Sulphur dioxide (SO2) has been used for 2 purposes, viz for its biocidal activity and for bleaching. The cinnamon industry has traditional practices in cinnamon processing and the use of SO2in fumigation has been known to the industry for centuries.
Sulphur Dioxide (SO2) fumigation keeps the hygienic quality and fumigation functions as a preservative, anti-browning agent, and helps in the fixation of the characteristic golden yellow colour of Ceylon Cinnamon.Since July 2004, Sri Lanka has encountered problems with a number of consignments of "Ceylon Cinnamon" exported to the European Communities on the grounds that consignments contained sulphur dioxide (SO2).

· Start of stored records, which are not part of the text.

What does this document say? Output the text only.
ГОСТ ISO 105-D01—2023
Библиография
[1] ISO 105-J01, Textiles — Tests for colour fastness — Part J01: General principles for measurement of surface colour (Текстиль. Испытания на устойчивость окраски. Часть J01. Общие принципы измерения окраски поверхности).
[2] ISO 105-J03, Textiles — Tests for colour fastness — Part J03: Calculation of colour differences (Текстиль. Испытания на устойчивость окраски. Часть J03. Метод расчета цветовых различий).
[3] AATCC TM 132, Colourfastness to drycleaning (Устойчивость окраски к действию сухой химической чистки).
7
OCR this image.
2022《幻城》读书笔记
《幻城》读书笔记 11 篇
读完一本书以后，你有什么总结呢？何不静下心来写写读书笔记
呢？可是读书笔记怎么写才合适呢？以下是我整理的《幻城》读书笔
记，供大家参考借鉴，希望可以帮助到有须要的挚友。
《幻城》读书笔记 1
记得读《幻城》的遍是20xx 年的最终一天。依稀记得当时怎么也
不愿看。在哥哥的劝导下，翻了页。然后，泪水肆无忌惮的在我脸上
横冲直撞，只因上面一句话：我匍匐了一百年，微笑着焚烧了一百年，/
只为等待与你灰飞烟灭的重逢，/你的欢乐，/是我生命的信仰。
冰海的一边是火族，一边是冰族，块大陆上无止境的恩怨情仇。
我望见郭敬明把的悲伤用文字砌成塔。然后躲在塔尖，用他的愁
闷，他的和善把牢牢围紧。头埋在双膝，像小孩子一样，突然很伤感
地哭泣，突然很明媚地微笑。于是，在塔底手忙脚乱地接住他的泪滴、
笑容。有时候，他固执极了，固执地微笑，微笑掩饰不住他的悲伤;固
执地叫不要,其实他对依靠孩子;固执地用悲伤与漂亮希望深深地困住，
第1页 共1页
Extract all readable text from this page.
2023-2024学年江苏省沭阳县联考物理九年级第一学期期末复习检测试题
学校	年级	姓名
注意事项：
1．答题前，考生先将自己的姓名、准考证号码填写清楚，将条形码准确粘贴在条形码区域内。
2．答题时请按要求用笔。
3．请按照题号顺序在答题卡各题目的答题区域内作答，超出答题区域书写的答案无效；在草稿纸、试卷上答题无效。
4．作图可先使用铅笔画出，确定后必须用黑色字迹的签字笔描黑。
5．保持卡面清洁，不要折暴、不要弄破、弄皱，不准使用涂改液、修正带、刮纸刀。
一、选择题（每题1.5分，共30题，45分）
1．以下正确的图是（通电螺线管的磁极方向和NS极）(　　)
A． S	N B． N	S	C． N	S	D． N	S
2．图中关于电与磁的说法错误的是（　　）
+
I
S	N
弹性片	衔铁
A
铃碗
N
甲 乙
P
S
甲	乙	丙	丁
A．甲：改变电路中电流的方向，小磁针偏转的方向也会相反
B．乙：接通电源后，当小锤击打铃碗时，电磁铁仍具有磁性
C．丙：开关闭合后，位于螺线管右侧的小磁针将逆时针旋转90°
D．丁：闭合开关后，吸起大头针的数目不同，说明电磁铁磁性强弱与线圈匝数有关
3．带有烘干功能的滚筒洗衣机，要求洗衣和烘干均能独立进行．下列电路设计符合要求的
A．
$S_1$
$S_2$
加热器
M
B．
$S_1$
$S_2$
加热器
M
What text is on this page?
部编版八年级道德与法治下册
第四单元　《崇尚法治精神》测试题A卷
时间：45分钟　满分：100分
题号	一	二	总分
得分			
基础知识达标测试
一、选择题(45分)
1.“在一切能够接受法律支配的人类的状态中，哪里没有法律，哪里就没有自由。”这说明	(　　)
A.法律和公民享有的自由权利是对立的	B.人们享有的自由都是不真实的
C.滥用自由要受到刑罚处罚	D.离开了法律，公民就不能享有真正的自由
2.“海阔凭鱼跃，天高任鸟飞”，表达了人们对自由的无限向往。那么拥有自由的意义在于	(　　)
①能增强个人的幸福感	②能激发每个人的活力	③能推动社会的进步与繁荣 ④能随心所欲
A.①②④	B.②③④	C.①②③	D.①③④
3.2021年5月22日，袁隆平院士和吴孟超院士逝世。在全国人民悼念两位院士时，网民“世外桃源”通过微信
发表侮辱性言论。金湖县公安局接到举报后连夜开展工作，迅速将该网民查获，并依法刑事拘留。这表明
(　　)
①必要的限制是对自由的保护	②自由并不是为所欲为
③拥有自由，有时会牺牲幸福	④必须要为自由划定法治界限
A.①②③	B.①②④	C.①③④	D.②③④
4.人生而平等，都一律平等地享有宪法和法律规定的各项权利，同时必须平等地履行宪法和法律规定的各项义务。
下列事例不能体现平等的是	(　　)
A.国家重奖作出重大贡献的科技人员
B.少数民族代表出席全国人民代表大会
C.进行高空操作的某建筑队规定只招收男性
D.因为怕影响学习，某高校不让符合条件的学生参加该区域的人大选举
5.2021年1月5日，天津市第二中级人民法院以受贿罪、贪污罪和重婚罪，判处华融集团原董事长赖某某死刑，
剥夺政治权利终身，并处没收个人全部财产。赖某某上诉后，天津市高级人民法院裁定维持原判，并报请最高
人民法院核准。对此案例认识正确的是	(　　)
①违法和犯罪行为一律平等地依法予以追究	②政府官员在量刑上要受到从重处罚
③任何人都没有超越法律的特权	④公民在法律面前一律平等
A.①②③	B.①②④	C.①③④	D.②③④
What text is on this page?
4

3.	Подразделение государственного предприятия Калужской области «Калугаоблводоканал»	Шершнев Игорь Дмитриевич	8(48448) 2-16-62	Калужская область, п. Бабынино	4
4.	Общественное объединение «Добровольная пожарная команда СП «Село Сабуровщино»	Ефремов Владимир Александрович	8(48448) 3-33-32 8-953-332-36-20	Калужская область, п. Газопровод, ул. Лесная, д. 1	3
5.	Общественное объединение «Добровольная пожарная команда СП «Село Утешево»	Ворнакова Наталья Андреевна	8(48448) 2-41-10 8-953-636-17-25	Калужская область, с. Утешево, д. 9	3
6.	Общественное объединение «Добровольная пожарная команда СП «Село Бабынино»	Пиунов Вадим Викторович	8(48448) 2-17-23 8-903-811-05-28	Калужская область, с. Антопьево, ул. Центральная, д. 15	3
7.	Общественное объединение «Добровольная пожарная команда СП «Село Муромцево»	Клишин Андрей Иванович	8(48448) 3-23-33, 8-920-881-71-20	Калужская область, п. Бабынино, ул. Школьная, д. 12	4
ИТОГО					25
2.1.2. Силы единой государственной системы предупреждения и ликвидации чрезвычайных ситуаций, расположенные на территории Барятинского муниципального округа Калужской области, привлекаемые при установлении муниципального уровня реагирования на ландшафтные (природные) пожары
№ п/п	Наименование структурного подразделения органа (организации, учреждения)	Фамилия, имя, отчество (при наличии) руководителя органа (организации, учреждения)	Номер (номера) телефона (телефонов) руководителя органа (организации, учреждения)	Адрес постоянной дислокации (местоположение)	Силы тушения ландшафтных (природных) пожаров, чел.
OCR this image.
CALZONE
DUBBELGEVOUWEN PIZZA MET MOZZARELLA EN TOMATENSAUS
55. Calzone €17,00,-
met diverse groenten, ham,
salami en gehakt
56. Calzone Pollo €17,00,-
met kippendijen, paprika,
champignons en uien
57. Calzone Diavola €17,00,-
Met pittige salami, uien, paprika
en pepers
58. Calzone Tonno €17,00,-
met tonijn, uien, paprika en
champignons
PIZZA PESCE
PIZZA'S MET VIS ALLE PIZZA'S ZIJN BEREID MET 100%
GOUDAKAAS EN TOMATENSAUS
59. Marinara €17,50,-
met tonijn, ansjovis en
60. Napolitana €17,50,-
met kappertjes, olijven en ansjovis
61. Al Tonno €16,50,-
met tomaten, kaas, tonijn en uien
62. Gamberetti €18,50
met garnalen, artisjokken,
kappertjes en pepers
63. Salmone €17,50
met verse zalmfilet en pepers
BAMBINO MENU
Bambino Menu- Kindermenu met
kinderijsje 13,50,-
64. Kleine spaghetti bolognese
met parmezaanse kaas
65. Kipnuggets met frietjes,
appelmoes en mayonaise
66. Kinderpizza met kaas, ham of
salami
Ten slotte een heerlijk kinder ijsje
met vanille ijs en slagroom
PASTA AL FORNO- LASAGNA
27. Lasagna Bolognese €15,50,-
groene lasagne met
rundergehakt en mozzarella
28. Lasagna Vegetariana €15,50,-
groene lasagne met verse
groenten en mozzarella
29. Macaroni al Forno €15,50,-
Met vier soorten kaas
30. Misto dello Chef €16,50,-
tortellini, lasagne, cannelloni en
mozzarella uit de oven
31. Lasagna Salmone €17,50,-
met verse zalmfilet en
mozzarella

The EC authorities have cited that this action was taken under a technical regulation relating to import of foodstuffs to the European Communities contained in European Parliament and Council Directive No. 95/2/EC of 20 February 1995 and its subsequent amendments, the Embassy of Sri Lanka in Brussels said.
Following continued lobbying by the Embassy of Sri Lanka in Brussels with the EU, the EU has allowed Sri Lanka’s request for recognition of the CODEX standard on SO2 for cinnamon processing by the EU. Several presentations made to EU during last 2-3 years, have produced the above tangible result for the benefit of Sri Lankan cinnamon exporters. Commission Directive No. 2010/69/EU of 23rd October 2010, amending the Directive 95/2/EC, authorises the use of sulphur dioxide (SO2) in Cinnamon at a maximum level of 150 mg/kg, the Embassy of Sri Lanka in Brussels said.
At present, Sri Lanka is the single largest exporter of true cinnamon in the world accounting for 85% of the world demand for cinnamon.